We conducted guerilla theater actions throughout the Twin Cities. One instance. A pro-war (Vietnam) rally along the Mississippi would be visited by a boat made to look like the aircraft carrier, USS Enterprise. Howard and Rebecca and the Clergy and Laity women would set off in canoes to intercept the boat and prevent it from landing. This was to draw press.
Meanwhile those of us on the shore passed out press releases about the number of Vietnamese killed by bombing sorties from the Enterprise. In this instance we called ourselves P.U.K.E. People Upset about the Killing Enterprise.
I do not consider this action a folly. It got press action and allowed us to get our message out. The point.
The folly came as the Wild Goose Collective began to imagine bigger plans. Specifically, and how very Marjorie Taylor Greene of us, we began to imagine a balkinization of the U.S. Why? Because the United States, when acting as a hegemon, proposed to police the world. Couldn’t do that if it had become, say, broken up into different nations. Texas. California. The Upper Midwest. The grain and corn and cattle Belt. The South. The Northeast. Something like that.
Not much different from imagining Christian Nationalism in northern Idaho or a takeover of all the Federal lands in the West.
Second instance. After a bunch of us Minnesota progressives had helped get Paul Wellstone elected to the Senate, we also knocked off a twenty year Hennepin County commissioner and got our guy elected. We decided to form the FLA. The Farmer-Labor Association. Our motto: put the FL back in the DFL.
Again. This was not the folly. We did elect other progressives to city council seats, the legislature, and helped set the Twin Cities on a progressive path.
However. As we began to succeed, we got ambitious. And decided to push for state level progressive programs to build affordable housing, make health care available for all, free job training, and expand a state version of food assistance. The best became the enemy of the good. We ignored the political realities of our situation and tried to get the whole pie all at once rather than accept the incremental change that is how policy changes get made in a democracy.
We failed. Energy sank. And, like the Wild Goose Collective, we all went our separate ways. Some of us, of course, remained politically active, but the cohesion and energy we had dissipated because we wanted too much, too fast. Look at the Freedom Caucus in the House of Representatives.
Third instance. Judy Merritt and I bought a farm in northern Minnesota. Near Park Rapids and Lake Itasca. We named it the Peaceable Kingdom. It would be a place of refuge and later training for those wanting to dismantle the system. Except. Judy and I weren’t getting along.
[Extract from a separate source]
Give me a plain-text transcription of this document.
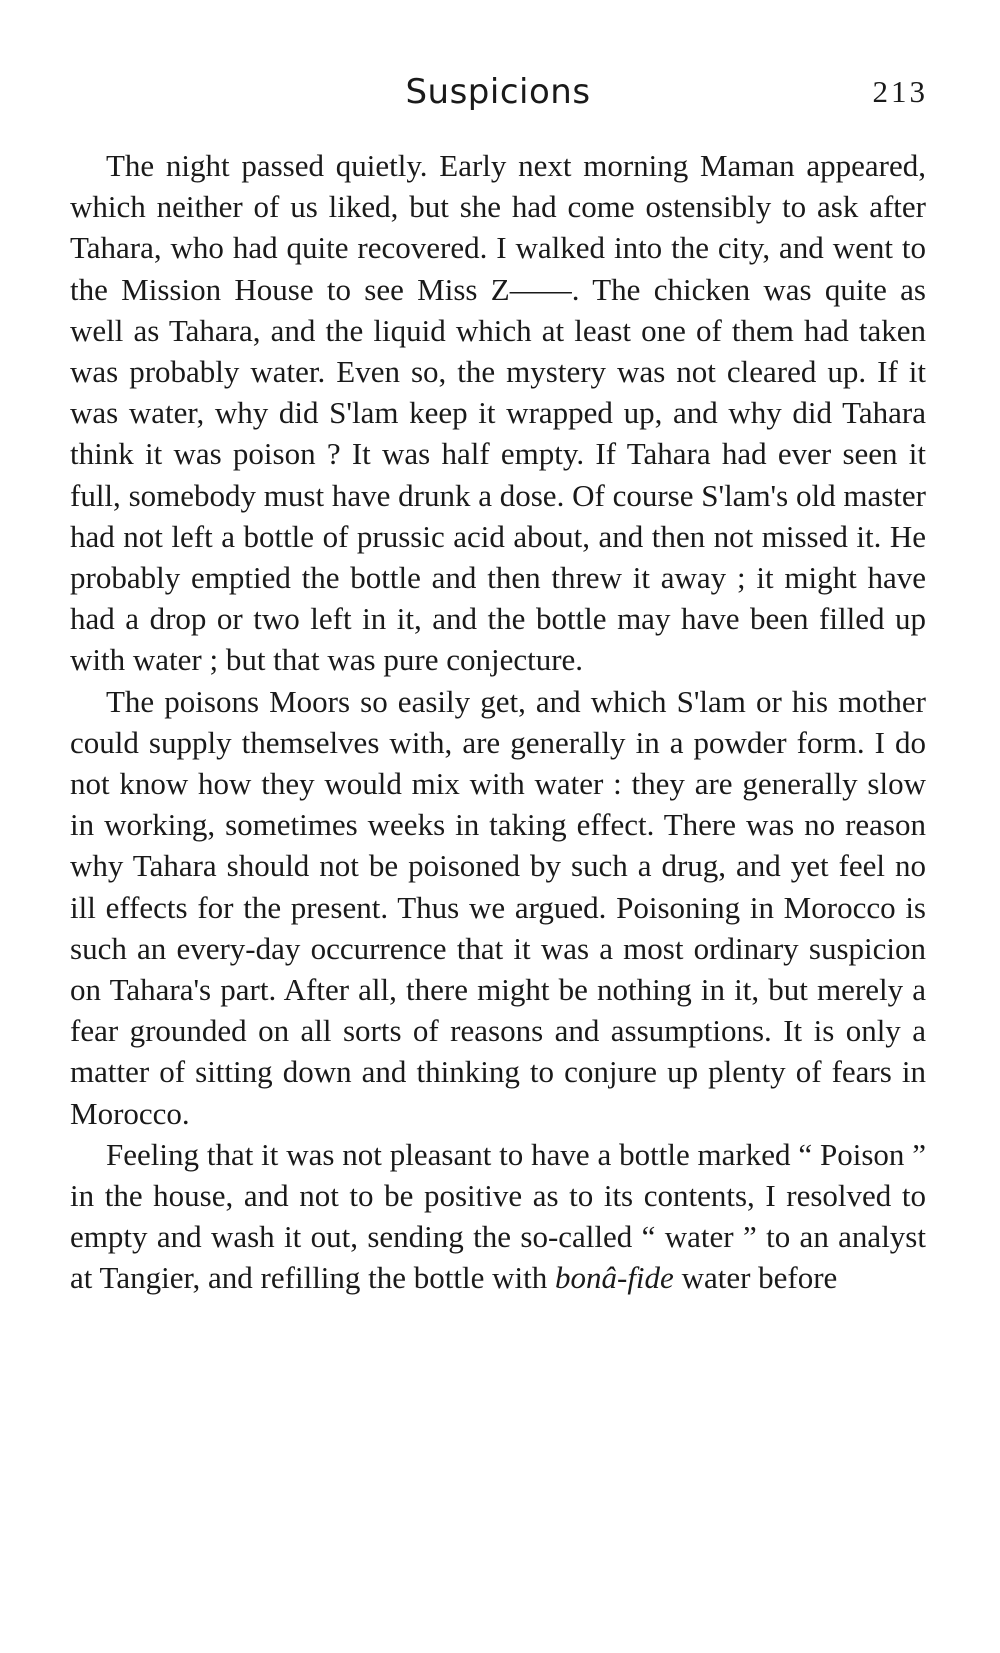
Suspicions	213

The night passed quietly. Early next morning Maman appeared, which neither of us liked, but she had come ostensibly to ask after Tahara, who had quite recovered. I walked into the city, and went to the Mission House to see Miss Z——. The chicken was quite as well as Tahara, and the liquid which at least one of them had taken was probably water. Even so, the mystery was not cleared up. If it was water, why did S'lam keep it wrapped up, and why did Tahara think it was poison ? It was half empty. If Tahara had ever seen it full, somebody must have drunk a dose. Of course S'lam's old master had not left a bottle of prussic acid about, and then not missed it. He probably emptied the bottle and then threw it away ; it might have had a drop or two left in it, and the bottle may have been filled up with water ; but that was pure conjecture.

The poisons Moors so easily get, and which S'lam or his mother could supply themselves with, are generally in a powder form. I do not know how they would mix with water : they are generally slow in working, sometimes weeks in taking effect. There was no reason why Tahara should not be poisoned by such a drug, and yet feel no ill effects for the present. Thus we argued. Poisoning in Morocco is such an every-day occurrence that it was a most ordinary suspicion on Tahara's part. After all, there might be nothing in it, but merely a fear grounded on all sorts of reasons and assumptions. It is only a matter of sitting down and thinking to conjure up plenty of fears in Morocco.

Feeling that it was not pleasant to have a bottle marked “ Poison ” in the house, and not to be positive as to its contents, I resolved to empty and wash it out, sending the so-called “ water ” to an analyst at Tangier, and refilling the bottle with bonâ-fide water before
She took off with the guy who farmed our land as a renter. I sold the farm and moved back to the Twin Cities to finish seminary. We had exercised our right to exit without realizing how important personal relationships are when executing big plans.
My point here is that a lot of the Far Right action I’ve seen and read about suffers from similar problems. It’s in the realm of political fantasy. And, it doesn’t reckon with the facts of human relationships or how change gets made in a democracy. Not all of it. But a substantial portion. Like the Christian Nationalists. Like the folks who believe they can force the Federal Government to turn over lands to the states. Who, BTW, don’t want them.
Might be cold comfort, but I can see the same seeds of self destruction sown in the West today that my colleagues and I sowed in those oh so remarkable days of the early seventies in Minnesota.